Raised in Bulawayo, Zimbabwe (she uses a pen name), NoViolet Bulawayo’s debut We Need New Names, published in 2013, won a Betty Trask Award, the PEN/Hemingway Award, the Hurston-Wright Legacy Award, the Etisalat Prize, and the Los Angeles Times Book Prize for First Fiction, and was shortlisted for the Man Booker Prize, the Guardian First Book Award, and the Barnes & Noble Discover Award. The novel’s first chapter, “Hitting Budapest,” had earlier won the AKO Caine Prize, as a short story, in 2011.

Bulawayo has an MFA from Cornell University, where she was awarded a Truman Capote Fellowship for her work. She was also a Stegner Fellow at Stanford University, where she taught fiction. She was a National Book Foundation “5 Under 35” honoree. She currently lives in California.

Bulawayo is the only African author on the list of 13 that includes six Americans: Leila Mottley, Hernan Diaz, Percival Everett, Karen Joy Fowler, Selby Wynn Schwartz, Elizabeth Strout; three Britons: Alan Garner, Maddie Mortimer, Graeme Macrae Burnet; two Irish writers: Claire Keegan, Audrey Magee; and one Sri Lankan: Shehan Karunatilaka.

“Over the last seven months or so, we have read and discussed 169 works of fiction, all written in English, by authors and about subjects from all over the globe,” Neil MacGregor, chair of the judges, said. “169 journeys to worlds conjured and created by the wielding of words alone. The skill with which writers shape and sustain those variously imagined worlds, and allow others to inhabit them, has been our main criterion in proposing this longlist of 13 books.
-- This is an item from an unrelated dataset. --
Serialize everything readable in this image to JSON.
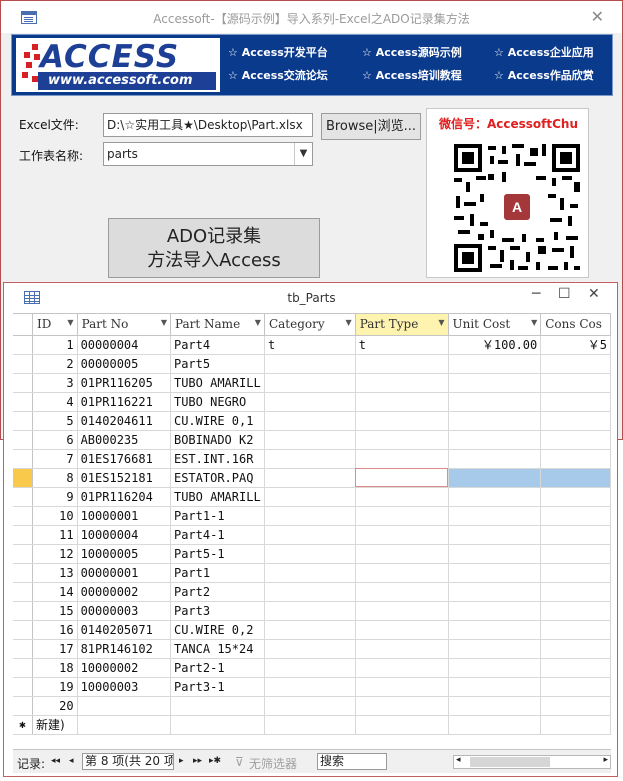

Exceptionally well written and carefully crafted, in whatever genre, they seem to us to exploit and expand what the language can do.  The list that we have selected offers story, fable and parable, fantasy, mystery, meditation and thriller.”

Gaby Wood, director of the Booker Prize Foundation, said, “The result is a set of books that are sometimes serious but never sombre, whose authors engage you with their wit, even as you absorb their dramatic, painful or provocative subject matter. It’s in this playfulness, of form or tone, that this year’s fiction is at its best.”

The 2022 Booker Prize shortlist will be unveiled on September 6 at the Serpentine Gallery in London, and the winner will be announced at the Roundhouse, London on October 17.

If Glory makes the shortlist, NoViolet Bulawayo will match a record set by India’s Rohinton Mistry and equaled by Nigeria’s Chigozie Obioma, currently the only two writers to have their first two novels be shortlisted for the Booker Prize.